Dealer Spotlight: CRG Gallery and Dealing as a Team

How do you curate when you have three co-founders?

CRG Gallery has the unique distinction of being the result of a true collaboration. Its three co-founders work together every day, and strive for a consensus in all their curatorial decisions. Recently relocated in the Lower East Side, the gallery represents a roster of fresh emerging and established artists from around the world, such as Angela Dufresne, Leoncillo Leonardi, and Saloua Raouda Choucair. Its current exhibition, “Butt Johnson: Quaint Abstractions,” opened yesterday and features quietly unfolding drawings rendered in everyday tools like Gelly Roll pens and crayons.

Here, the three partners discuss what brought them together, and what it’s like to deal as a team.

 Tell us about your background in art and what led you here.
CRG Gallery is a partnership between Carla Chammas, Richard Desroche, and Glenn McMillan. We met in 1985 at the Marisa del Rey Gallery in New York, where we all worked. Glenn started working in the art world right after college where he studied art history, Carla has a background in art history and political science. Richard studied political science and also has a degree in education. Carla and Glenn moved to New York to work in the art world. Richard moved to New York to be an actor.

Butt Johnson, The Waterfall Effect (2011) Image: courtesy of CRG Gallery

Butt Johnson,
The Waterfall Effect
(2011)

Image: courtesy of CRG Gallery

What type of art does your gallery focus on?
We represent established and emerging contemporary artists from the United States, Europe, the Middle East, and South America. We do about six exhibitions a year, and the artists range in age from their late 20s to 100. We also do exhibitions of a more historical nature including, for example, Lucio Fontana ceramics, Carol Rama drawings, and more. We are currently working on an exhibition for this November of a Lebanese Modernist artist, Saloua Raouda Choucair, who will be 100 years old this year. At the ADAA next year we will present works by Leonardi Leoncillo, a contemporary of Lucio Fontana.

You recently moved from Chelsea to the Lower East Side. What prompted your move? Why do you think being in the Lower East Side right now is important for your gallery?
Our building in Chelsea was sold, and we had to move. The availability of street level space at an affordable price was scarce and so we decided to look outside of the Chelsea area. The Lower East side, with its proximity to the New Museum, the new International Center of Photography, and several other galleries—as well as the energy and diversity of the area—appealed to us.

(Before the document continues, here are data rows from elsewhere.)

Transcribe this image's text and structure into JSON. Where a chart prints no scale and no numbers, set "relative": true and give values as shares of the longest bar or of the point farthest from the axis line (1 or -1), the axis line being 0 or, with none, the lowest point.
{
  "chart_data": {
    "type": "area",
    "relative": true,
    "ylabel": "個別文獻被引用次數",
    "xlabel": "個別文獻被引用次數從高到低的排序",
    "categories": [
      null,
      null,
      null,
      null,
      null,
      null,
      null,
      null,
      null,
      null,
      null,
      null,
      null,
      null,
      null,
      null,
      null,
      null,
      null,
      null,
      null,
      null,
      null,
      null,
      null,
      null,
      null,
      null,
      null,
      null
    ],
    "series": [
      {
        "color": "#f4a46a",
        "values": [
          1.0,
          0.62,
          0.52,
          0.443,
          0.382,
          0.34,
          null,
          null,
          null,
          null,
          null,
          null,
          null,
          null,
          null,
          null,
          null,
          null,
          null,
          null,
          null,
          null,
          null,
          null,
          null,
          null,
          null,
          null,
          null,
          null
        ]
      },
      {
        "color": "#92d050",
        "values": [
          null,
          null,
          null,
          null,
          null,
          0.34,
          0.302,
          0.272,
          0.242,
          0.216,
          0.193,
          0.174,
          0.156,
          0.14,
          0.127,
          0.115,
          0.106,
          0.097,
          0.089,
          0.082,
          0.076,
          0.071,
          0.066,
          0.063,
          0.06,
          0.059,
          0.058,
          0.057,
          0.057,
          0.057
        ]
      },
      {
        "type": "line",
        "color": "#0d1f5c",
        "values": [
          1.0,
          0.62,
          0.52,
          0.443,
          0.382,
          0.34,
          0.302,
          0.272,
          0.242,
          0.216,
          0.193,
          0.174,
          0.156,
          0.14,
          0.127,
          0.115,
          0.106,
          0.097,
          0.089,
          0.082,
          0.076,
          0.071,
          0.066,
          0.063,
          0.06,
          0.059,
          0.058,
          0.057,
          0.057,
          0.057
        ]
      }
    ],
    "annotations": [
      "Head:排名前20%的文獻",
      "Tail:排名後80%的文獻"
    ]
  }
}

What have you loved about all of the spaces you’ve been in, from your Upper East Side location to your Chelsea location?
Each space has had its own personality and we have learned to expand and contract accordingly. Our first gallery was located next to the Frick Library and had a fireplace! We next moved to south Soho. There were three galleries opening in Chelsea at the time, and we were uncertain if it would work! After three years, we moved to 22nd Street in a Dia Building, and had galleries on the second and third floors until moving to the original Dia Building across the street. That building was eventually sold too, and so our most recent move to the LES. Our new space is more intimate and full of light.

How do you choose which artists you work with? What is your favorite part of working directly with artists?
Because we are three partners, there is always a discourse around the artists we seem to be drawn to. The selection process can be slow as we aim for a consensus among the three of us, which is time consuming. I would say our favorite part of working with the artists is seeing the transition of a body of work from the studio to the gallery, going from the intimacy of the relationship in the studio to the profile of showing works to the public. We have close relationships with many of the artists of the gallery.

Butt Johnson, The Base Rate Fallacy (2014) Image: courtesy of CRG Gallery

Butt Johnson, The Base Rate Fallacy (2014)

Image: courtesy of CRG Gallery

How do you develop your relationships with artists?
The relationship develops over time. The process of working on exhibitions and other projects deepens the relationship, and we come to rely and depend on one another. We also try to be present for all the artist’s projects outside of the gallery to show our support.

What has been the biggest lesson that you’ve learned about running a gallery since opening your first space? Every day is a learning process. Because our business does not have written rules, does not depend on contracts, and is not regulated we must often follow our intuition and common sense. The biggest lesson: NEVER PICK UP THE PHONE OR HIT THE SEND BUTTON WHEN YOU ARE ANGRY.

If you could have dinner with any artist, living or deceased, who would it be and why?
Glenn would have liked to have dinner with Pier Paolo Pasolini, Richard with Joseph Beuys, and Carla with Lou Salome.

If you were not an art dealer, what would you be doing?
Glenn would be a gardener or an architect. Richard would be a chef or a singer. Carla would be an athlete or an ambassador

Butt John: Quaint Abstractions” is now on view through February 21, 2016.